The consistent pace of single-family rental growth is noteworthy given the large fluctuations in the single-family rental stock over a period of five years from the third quarter of 2014 to the third quarter of 2019. Rents for single-family homes have been climbing consistently. There has been a 3% year-over-year increase in the rent charged for SFRs.
The supply of rental properties has risen alongside demand, but new residential construction activity has lagged. Furthermore, the construction activity that has occurred has been largely focused on higher-priced rentals, resulting in a shortage of moderately priced rentals. Renters today have higher incomes and are more likely to be families with children than in the past, implying increased demand for higher-end apartments as well as for single-family homes.

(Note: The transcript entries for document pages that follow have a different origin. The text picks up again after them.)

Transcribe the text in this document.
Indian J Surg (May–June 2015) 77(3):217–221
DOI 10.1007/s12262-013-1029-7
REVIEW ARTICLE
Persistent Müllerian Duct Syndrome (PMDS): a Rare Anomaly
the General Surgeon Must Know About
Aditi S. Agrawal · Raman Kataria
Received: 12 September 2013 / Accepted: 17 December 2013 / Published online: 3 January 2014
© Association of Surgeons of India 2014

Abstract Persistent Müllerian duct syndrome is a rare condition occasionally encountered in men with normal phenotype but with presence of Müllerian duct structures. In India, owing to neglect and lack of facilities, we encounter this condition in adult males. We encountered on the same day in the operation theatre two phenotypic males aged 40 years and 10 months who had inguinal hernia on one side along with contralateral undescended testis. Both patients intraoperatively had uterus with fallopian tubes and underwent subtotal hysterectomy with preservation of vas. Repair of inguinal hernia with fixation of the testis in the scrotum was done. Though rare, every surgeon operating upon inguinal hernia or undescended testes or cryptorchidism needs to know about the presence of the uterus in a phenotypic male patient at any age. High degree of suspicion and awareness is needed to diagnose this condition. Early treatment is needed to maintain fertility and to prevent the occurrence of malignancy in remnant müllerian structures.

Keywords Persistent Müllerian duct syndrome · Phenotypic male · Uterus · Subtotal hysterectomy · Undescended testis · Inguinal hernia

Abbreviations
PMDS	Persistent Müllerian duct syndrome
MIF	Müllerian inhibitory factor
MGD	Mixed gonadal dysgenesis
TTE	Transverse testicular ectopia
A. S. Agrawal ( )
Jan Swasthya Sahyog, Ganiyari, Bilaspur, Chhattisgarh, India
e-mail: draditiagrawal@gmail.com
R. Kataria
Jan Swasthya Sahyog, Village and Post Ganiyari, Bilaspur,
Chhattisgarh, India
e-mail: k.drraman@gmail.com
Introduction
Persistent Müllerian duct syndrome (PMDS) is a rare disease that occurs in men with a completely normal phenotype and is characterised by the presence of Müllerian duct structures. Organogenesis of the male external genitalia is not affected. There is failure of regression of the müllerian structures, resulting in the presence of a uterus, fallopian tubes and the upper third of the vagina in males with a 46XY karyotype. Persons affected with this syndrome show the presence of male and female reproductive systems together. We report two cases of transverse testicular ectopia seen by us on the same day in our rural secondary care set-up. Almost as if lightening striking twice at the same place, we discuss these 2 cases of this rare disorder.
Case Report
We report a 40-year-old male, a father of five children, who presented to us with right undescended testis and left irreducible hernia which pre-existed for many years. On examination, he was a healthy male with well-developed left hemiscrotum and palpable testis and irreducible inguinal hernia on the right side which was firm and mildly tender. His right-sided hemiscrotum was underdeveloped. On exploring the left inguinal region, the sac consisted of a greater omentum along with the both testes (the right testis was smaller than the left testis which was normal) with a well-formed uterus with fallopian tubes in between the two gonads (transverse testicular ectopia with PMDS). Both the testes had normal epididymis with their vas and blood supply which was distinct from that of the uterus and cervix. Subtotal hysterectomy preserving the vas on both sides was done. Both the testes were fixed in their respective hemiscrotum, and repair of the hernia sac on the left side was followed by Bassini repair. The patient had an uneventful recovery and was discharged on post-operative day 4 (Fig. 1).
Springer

A key strength of an SFR strategy is the flexibility offered by these income-generating assets. Unlike a multi-family property, a portfolio of SFRs can be sold in whole or in parts. The sales themselves can either be to an individual homeowner or to another investor. This means the specific sales strategy and timing for a portfolio can be adjusted in response to market dynamics.
Overall, there is a growing need for moderately priced rentals in the United States that has been accelerated by the COVID-19 pandemic. Single-family rentals can help provide families with an affordable option to live in a single-family home in the suburbs surrounding high employment metro areas while following social distancing guidelines.